On March 1, 2017, Snap Inc. made history by becoming the first U.S. company to go public by selling only non-voting shares. Of the 200 million shares offered in the IPO for the company behind the popular mobile messaging app Snapchat, absolutely none have any right to vote on directors, executive compensation, a corporate sale or other key corporate matters. Rather, those rights rest exclusively in the hands of Snap insiders. Many institutional investors and shareholder advocates are alarmed about Snap’s dual-class structure that deprives shareholders of a voice. Many want to avoid owning such shares, but worry that if Snap is added to an established index, then ownership may become inevitable. To avoid such a scenario, several investor groups are advocating that index providers exclude Snap from major stock indices.
It is common for institutional investors to hold some portion of their portfolios in one or more established indices that track various industries. Thus, if Snap is one day added to a popularly tracked index, many investors would be forced to hold Snap despite its dual-class structure. Investors are fighting back. In early February 2017, top U.S. fund managers including BlackRock Inc., Vanguard Group Inc. and T Rowe Price called on companies to give shareholders voting rights “in proportion to their economic interest.” Additionally, before the Snap IPO, the Council of Institutional Investors (CII), a nonprofit association that advocates for pension funds and other institutional investors, sent a letter of objection urging Snap’s co-founders to reconsider its then-contemplated dual-class structure, noting that “[s]ome companies lacking effective accountability to owners soar for a time but others crash and burn, and still others pursue mistaken strategies for far too long.”
Post-Snap IPO, CII and others have turned their attention to index providers in an attempt to keep Snap out of major stock indices. CII approached index providers S&P Dow Jones Indices and MSCI, Inc. looking to exclude Snap, and any other company that sells investors non-voting shares, from their stock benchmarks. Additionally, the Investment Association, a lobby group that represents the largest U.K. investment managers, is urging FTSE Russell, MSCI Global and S&P Dow Jones Indices to only include companies that allocate “control of a company in direct proportion to total economic interest and the level of exposure to investment risk.”
The indices are reportedly studying the issue and Snap’s structure. One provider, the FTSE Russell, recently announced that it would consult with stakeholders on this issue and plans to announce in July whether to add Snap and other companies with nonvoting shares to its stock benchmarks.
Issues surrounding dual ownership are not limited to Snap. Technology companies, such as Google and Facebook, have concentrated control in the hands of their founders, creating different classes of stock with differing voting rights. Snap, however, has gone one step further by publicly offering only “Class A” non-voting shares. Classes B and C stock have voting power, but are reserved for executives of the company and early investors. As a result, co-founders CEO Evan Spiegel and CTO Bobby Murphy hold a combined 88.5 percent of the company’s total voting power. Thus, even after going “public,” Snap is still Spiegel’s and Murphy’s company.

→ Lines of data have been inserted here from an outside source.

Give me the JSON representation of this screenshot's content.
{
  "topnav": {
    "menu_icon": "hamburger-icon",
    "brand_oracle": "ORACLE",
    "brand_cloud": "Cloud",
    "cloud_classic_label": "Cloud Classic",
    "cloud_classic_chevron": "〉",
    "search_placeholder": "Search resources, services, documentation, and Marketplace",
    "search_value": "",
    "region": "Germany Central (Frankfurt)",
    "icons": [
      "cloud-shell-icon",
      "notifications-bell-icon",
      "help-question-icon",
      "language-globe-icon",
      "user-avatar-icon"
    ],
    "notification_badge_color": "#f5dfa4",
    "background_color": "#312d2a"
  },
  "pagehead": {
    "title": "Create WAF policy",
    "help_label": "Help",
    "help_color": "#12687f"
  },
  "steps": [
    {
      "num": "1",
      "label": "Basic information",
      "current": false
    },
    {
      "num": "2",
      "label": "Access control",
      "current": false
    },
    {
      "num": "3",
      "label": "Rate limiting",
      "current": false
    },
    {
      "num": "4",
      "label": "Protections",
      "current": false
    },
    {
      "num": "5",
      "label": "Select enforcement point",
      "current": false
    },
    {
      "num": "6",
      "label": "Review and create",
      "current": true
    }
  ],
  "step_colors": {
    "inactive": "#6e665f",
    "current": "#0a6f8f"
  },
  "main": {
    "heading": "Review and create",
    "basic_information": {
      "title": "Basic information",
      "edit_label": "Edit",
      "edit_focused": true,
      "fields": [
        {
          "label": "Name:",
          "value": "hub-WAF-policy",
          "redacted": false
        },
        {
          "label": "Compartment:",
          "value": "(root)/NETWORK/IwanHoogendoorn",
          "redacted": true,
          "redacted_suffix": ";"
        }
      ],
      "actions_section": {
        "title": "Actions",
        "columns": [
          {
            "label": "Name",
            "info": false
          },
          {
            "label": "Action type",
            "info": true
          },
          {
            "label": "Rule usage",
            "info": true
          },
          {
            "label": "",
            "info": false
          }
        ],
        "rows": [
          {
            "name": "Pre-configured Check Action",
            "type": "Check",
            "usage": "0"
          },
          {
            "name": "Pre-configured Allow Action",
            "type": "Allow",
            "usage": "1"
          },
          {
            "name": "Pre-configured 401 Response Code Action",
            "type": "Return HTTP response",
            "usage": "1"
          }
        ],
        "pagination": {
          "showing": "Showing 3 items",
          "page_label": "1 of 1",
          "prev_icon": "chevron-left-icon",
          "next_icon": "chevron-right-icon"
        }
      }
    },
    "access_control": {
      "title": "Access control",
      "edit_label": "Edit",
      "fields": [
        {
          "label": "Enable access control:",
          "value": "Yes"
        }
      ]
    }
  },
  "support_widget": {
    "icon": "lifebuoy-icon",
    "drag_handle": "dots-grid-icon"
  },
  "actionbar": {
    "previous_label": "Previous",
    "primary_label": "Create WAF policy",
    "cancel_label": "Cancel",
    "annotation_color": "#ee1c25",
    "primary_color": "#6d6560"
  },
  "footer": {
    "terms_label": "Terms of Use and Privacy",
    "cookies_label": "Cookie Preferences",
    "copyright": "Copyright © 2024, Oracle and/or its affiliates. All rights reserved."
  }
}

Proponents of multiple-class share structures say they are the reason visionary founders, such as Mark Zuckerberg at Facebook, have been able to concentrate on building long-term value rather than worrying about short-term share price pressures. Opponents argue that such dual-class structures remove investors from oversight roles, remove incentives of management to perform for fear of the risk of being taken over and result in higher pay for CEOs but without comparable payoff for shareholders.
The pressure on the indices is expected to continue, and lobbying groups have also indicated that they will target the exchanges themselves to bar companies with dual-class structures. Moreover, the U.S. Securities and Exchange Commission is also considering the issue, possibly with an eye toward regulation. Kurt Schacht, who chairs the SEC’s Investor Advisory Committee, indicated at an investor advisory committee meeting on March 9 that dual-class structures “might be the next big thing.” SEC Commissioner Kara Stein warned that “unequal voting rights present complex and new issues that need to be understood and addressed.”